The wider point, which the solemn ones will miss, is that Clarkson represents something increasingly rare: the right to be wrong in public. Not wrong in the sense of being mistaken about facts—though he has been that too, gloriously—but wrong in the sense of holding opinions that offend the prevailing consensus. In an age when deviation from the script can end careers, here was a man who treated the script as something to be used for kindling. That he did so while becoming enormously successful only compounded the offence. The chattering classes could forgive poverty; they could not forgive popularity achieved without their permission.

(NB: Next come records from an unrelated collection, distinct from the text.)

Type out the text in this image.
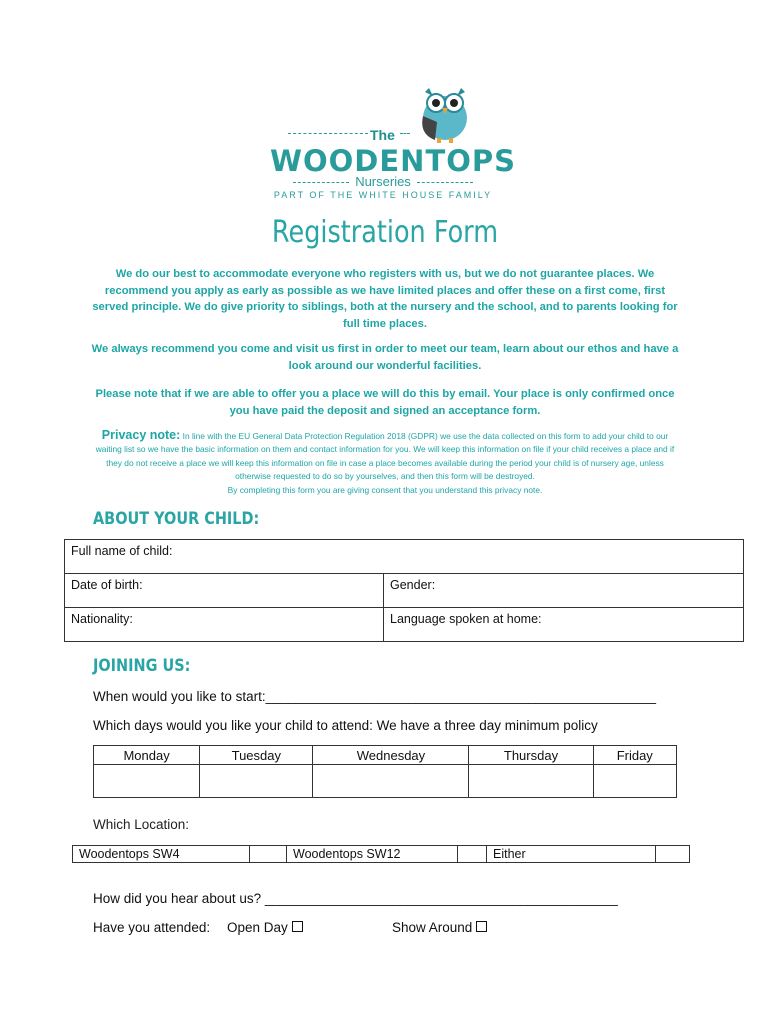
The
WOODENTOPS
Nurseries
PART OF THE WHITE HOUSE FAMILY
Registration Form
We do our best to accommodate everyone who registers with us, but we do not guarantee places. We recommend you apply as early as possible as we have limited places and offer these on a first come, first served principle. We do give priority to siblings, both at the nursery and the school, and to parents looking for full time places.
We always recommend you come and visit us first in order to meet our team, learn about our ethos and have a look around our wonderful facilities.
Please note that if we are able to offer you a place we will do this by email. Your place is only confirmed once you have paid the deposit and signed an acceptance form.
Privacy note: In line with the EU General Data Protection Regulation 2018 (GDPR) we use the data collected on this form to add your child to our waiting list so we have the basic information on them and contact information for you. We will keep this information on file if your child receives a place and if they do not receive a place we will keep this information on file in case a place becomes available during the period your child is of nursery age, unless otherwise requested to do so by yourselves, and then this form will be destroyed.
By completing this form you are giving consent that you understand this privacy note.
ABOUT YOUR CHILD:
Full name of child:	
Date of birth:	Gender:
Nationality:	Language spoken at home:
JOINING US:
When would you like to start:____________________________________________________
Which days would you like your child to attend: We have a three day minimum policy
Monday	Tuesday	Wednesday	Thursday	Friday

Which Location:
Woodentops SW4		Woodentops SW12		Either	
How did you hear about us? _______________________________________________
Have you attended: Open Day	Show Around
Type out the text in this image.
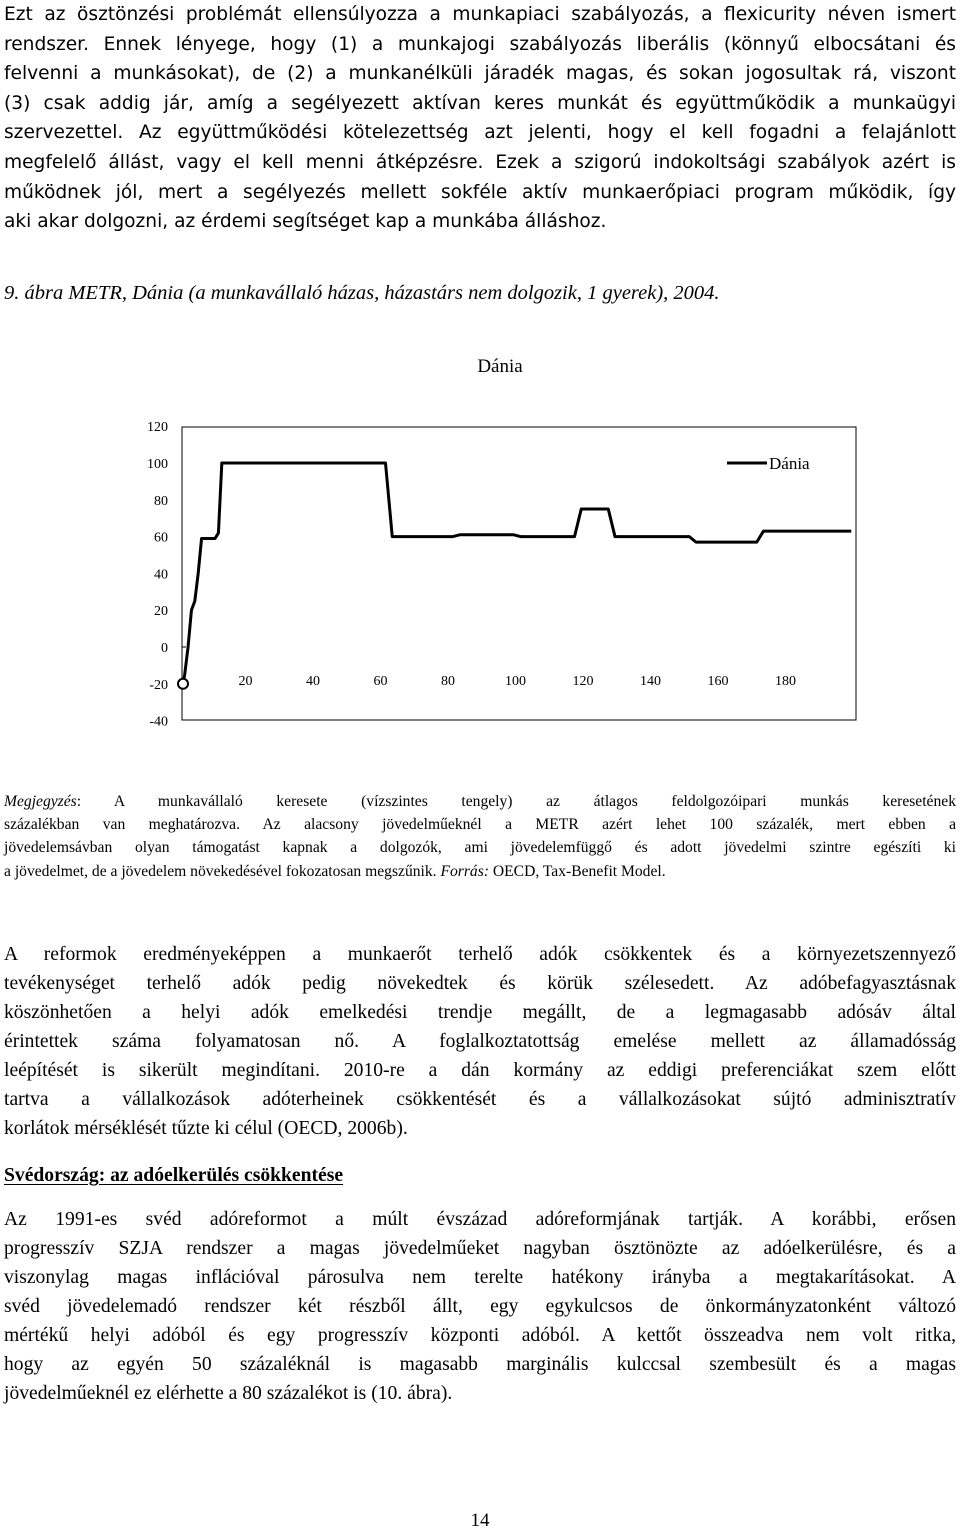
Ezt az ösztönzési problémát ellensúlyozza a munkapiaci szabályozás, a flexicurity néven ismert
rendszer. Ennek lényege, hogy (1) a munkajogi szabályozás liberális (könnyű elbocsátani és
felvenni a munkásokat), de (2) a munkanélküli járadék magas, és sokan jogosultak rá, viszont
(3) csak addig jár, amíg a segélyezett aktívan keres munkát és együttműködik a munkaügyi
szervezettel. Az együttműködési kötelezettség azt jelenti, hogy el kell fogadni a felajánlott
megfelelő állást, vagy el kell menni átképzésre. Ezek a szigorú indokoltsági szabályok azért is
működnek jól, mert a segélyezés mellett sokféle aktív munkaerőpiaci program működik, így
aki akar dolgozni, az érdemi segítséget kap a munkába álláshoz.

9. ábra METR, Dánia (a munkavállaló házas, házastárs nem dolgozik, 1 gyerek), 2004.

Dánia

120
100
80
60
40
20
0
-20
-40
20	40	60	80	100	120	140	160	180
Dánia
Megjegyzés: A munkavállaló keresete (vízszintes tengely) az átlagos feldolgozóipari munkás keresetének
százalékban van meghatározva. Az alacsony jövedelműeknél a METR azért lehet 100 százalék, mert ebben a
jövedelemsávban olyan támogatást kapnak a dolgozók, ami jövedelemfüggő és adott jövedelmi szintre egészíti ki
a jövedelmet, de a jövedelem növekedésével fokozatosan megszűnik. Forrás: OECD, Tax-Benefit Model.
A reformok eredményeképpen a munkaerőt terhelő adók csökkentek és a környezetszennyező
tevékenységet terhelő adók pedig növekedtek és körük szélesedett. Az adóbefagyasztásnak
köszönhetően a helyi adók emelkedési trendje megállt, de a legmagasabb adósáv által
érintettek száma folyamatosan nő. A foglalkoztatottság emelése mellett az államadósság
leépítését is sikerült megindítani. 2010-re a dán kormány az eddigi preferenciákat szem előtt
tartva a vállalkozások adóterheinek csökkentését és a vállalkozásokat sújtó adminisztratív
korlátok mérséklését tűzte ki célul (OECD, 2006b).

Svédország: az adóelkerülés csökkentése

Az 1991-es svéd adóreformot a múlt évszázad adóreformjának tartják. A korábbi, erősen
progresszív SZJA rendszer a magas jövedelműeket nagyban ösztönözte az adóelkerülésre, és a
viszonylag magas inflációval párosulva nem terelte hatékony irányba a megtakarításokat. A
svéd jövedelemadó rendszer két részből állt, egy egykulcsos de önkormányzatonként változó
mértékű helyi adóból és egy progresszív központi adóból. A kettőt összeadva nem volt ritka,
hogy az egyén 50 százaléknál is magasabb marginális kulccsal szembesült és a magas
jövedelműeknél ez elérhette a 80 százalékot is (10. ábra).

14
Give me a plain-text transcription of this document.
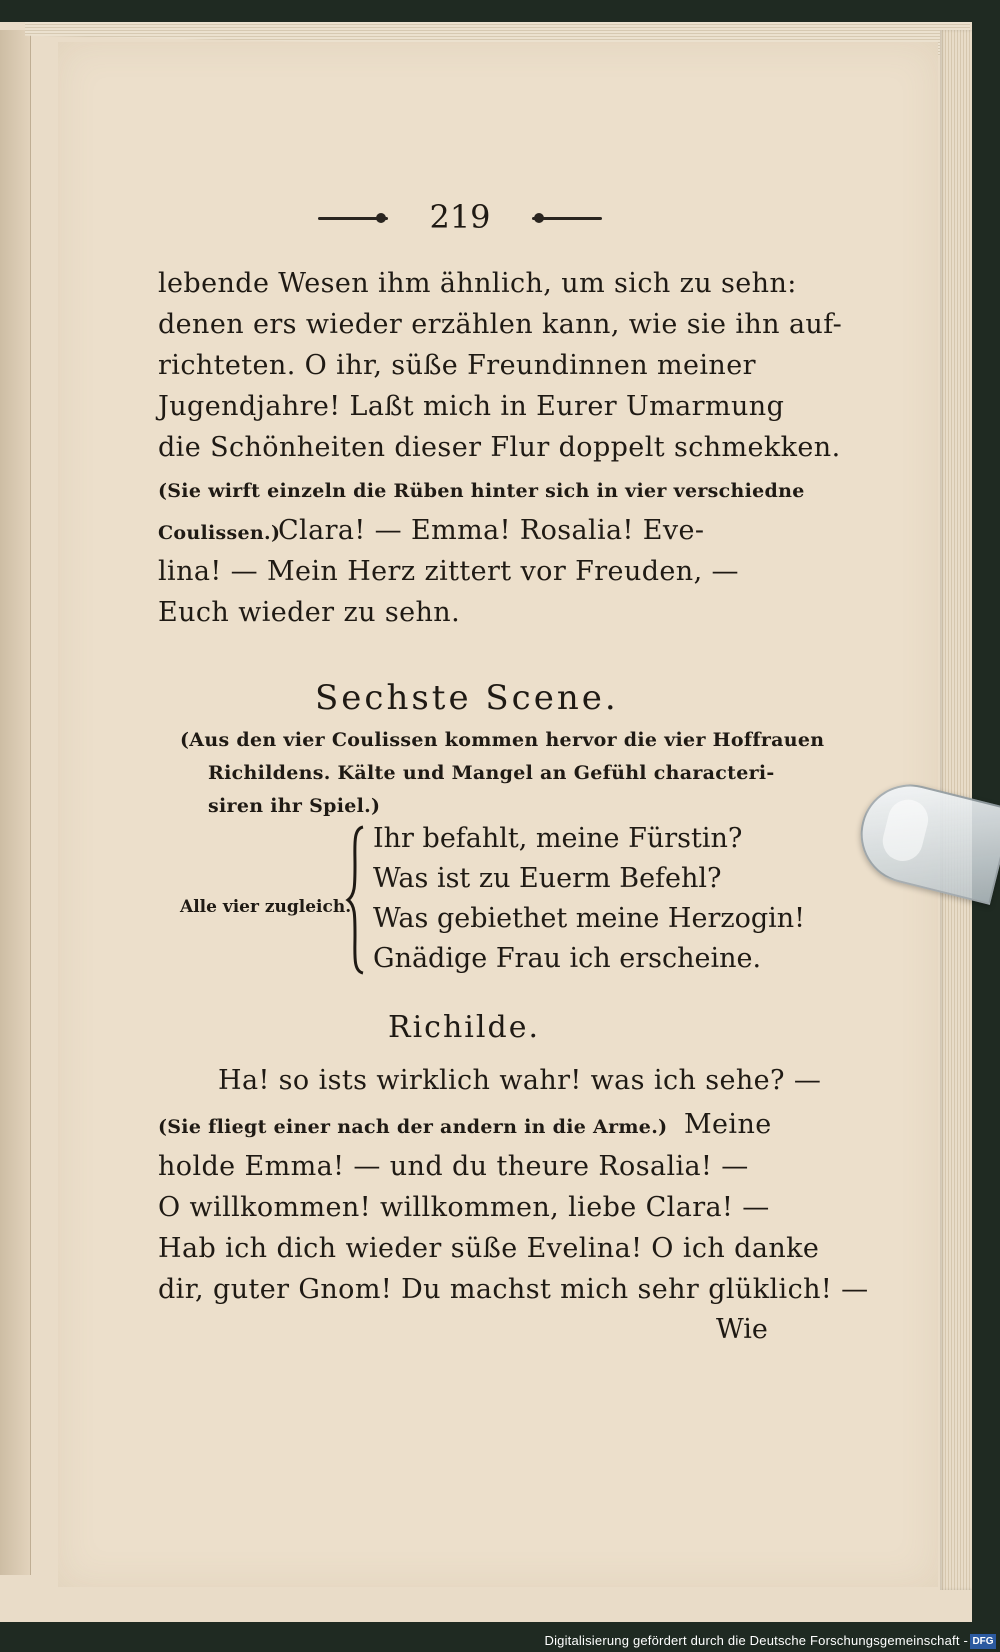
219
lebende Wesen ihm ähnlich, um sich zu sehn:
denen ers wieder erzählen kann, wie sie ihn auf-
richteten. O ihr, süße Freundinnen meiner
Jugendjahre! Laßt mich in Eurer Umarmung
die Schönheiten dieser Flur doppelt schmekken.
(Sie wirft einzeln die Rüben hinter sich in vier verschiedne
Coulissen.)
Clara! — Emma! Rosalia! Eve-
lina! — Mein Herz zittert vor Freuden, —
Euch wieder zu sehn.
Sechste Scene.
(Aus den vier Coulissen kommen hervor die vier Hoffrauen
Richildens. Kälte und Mangel an Gefühl characteri-
siren ihr Spiel.)
Alle vier zugleich.
Ihr befahlt, meine Fürstin?
Was ist zu Euerm Befehl?
Was gebiethet meine Herzogin!
Gnädige Frau ich erscheine.
Richilde.
Ha! so ists wirklich wahr! was ich sehe? —
(Sie fliegt einer nach der andern in die Arme.) Meine
holde Emma! — und du theure Rosalia! —
O willkommen! willkommen, liebe Clara! —
Hab ich dich wieder süße Evelina! O ich danke
dir, guter Gnom! Du machst mich sehr glüklich! —
Wie
Digitalisierung gefördert durch die Deutsche Forschungsgemeinschaft - DFG
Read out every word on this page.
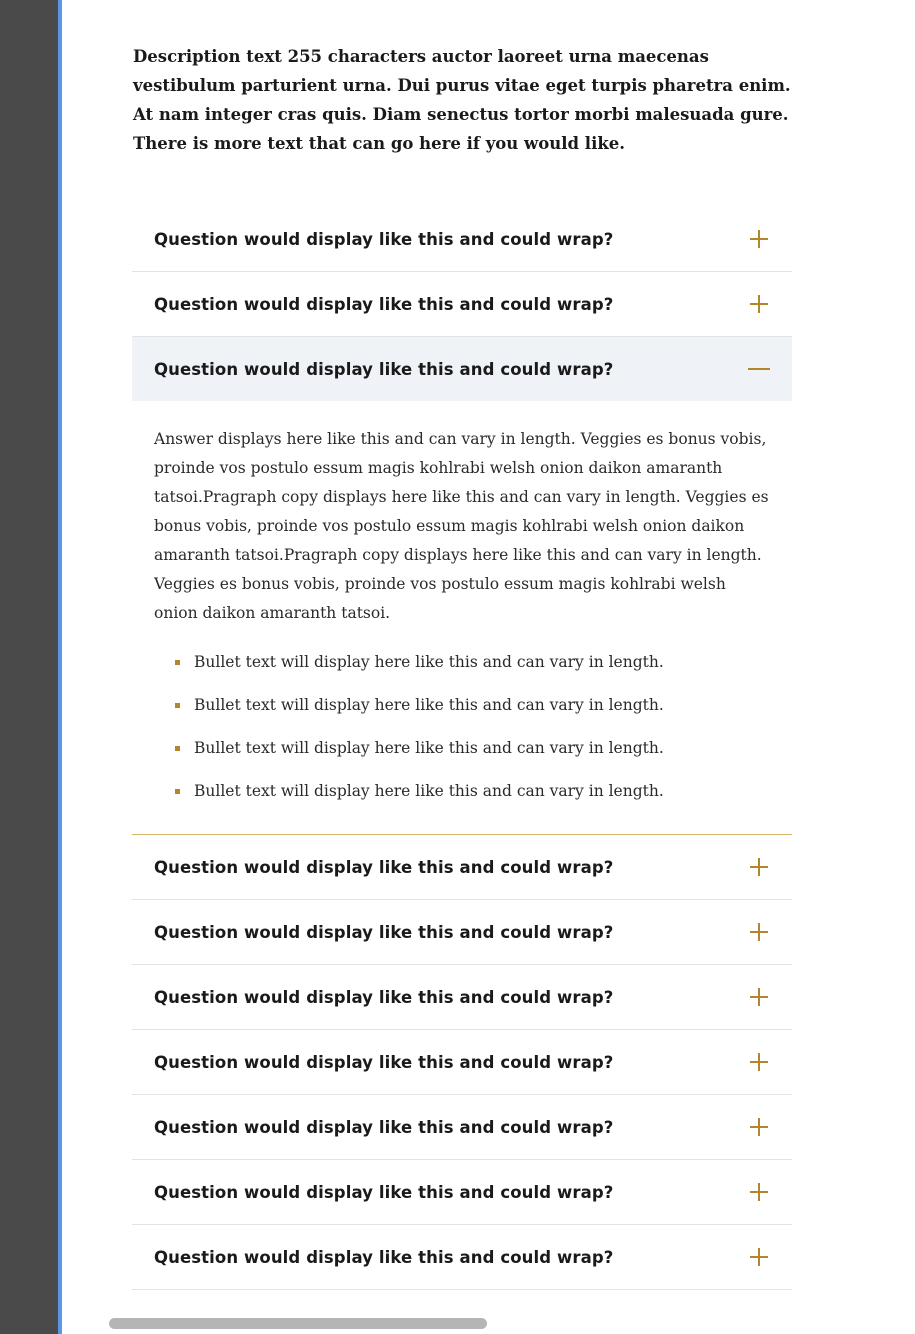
Description text 255 characters auctor laoreet urna maecenas vestibulum parturient urna. Dui purus vitae eget turpis pharetra enim. At nam integer cras quis. Diam senectus tortor morbi malesuada gure. There is more text that can go here if you would like.

Question would display like this and could wrap?
Question would display like this and could wrap?
Question would display like this and could wrap?

Answer displays here like this and can vary in length. Veggies es bonus vobis, proinde vos postulo essum magis kohlrabi welsh onion daikon amaranth tatsoi.Pragraph copy displays here like this and can vary in length. Veggies es bonus vobis, proinde vos postulo essum magis kohlrabi welsh onion daikon amaranth tatsoi.Pragraph copy displays here like this and can vary in length. Veggies es bonus vobis, proinde vos postulo essum magis kohlrabi welsh onion daikon amaranth tatsoi.

Bullet text will display here like this and can vary in length.
Bullet text will display here like this and can vary in length.
Bullet text will display here like this and can vary in length.
Bullet text will display here like this and can vary in length.
Question would display like this and could wrap?
Question would display like this and could wrap?
Question would display like this and could wrap?
Question would display like this and could wrap?
Question would display like this and could wrap?
Question would display like this and could wrap?
Question would display like this and could wrap?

Cancer, of course, doesn’t care about any of this. It is the great equaliser, the ultimate reminder that biology has not read the Guardian. Even the mighty Clarkson, conqueror of caravans and critic of cycle lanes, must now contend with the frailty of meat. One hopes—fervently, if not solemnly—that he beats the bastard thing. Not because he is a saint (he isn’t) or because his views are correct on every point (they aren’t), but because a world without him would be marginally more boring, marginally more frightened of its own shadow.

In the meantime, one raises a glass—something full-blooded and inappropriate—to the man himself. May his prostate prove as stubborn as its owner. May his recovery be swift, his complaints loud, and his subsequent television output even more politically catastrophic than before. The forces of dullness have enough on their side already. They don’t need to claim this scalp too. Godspeed, you magnificent, impossible sod.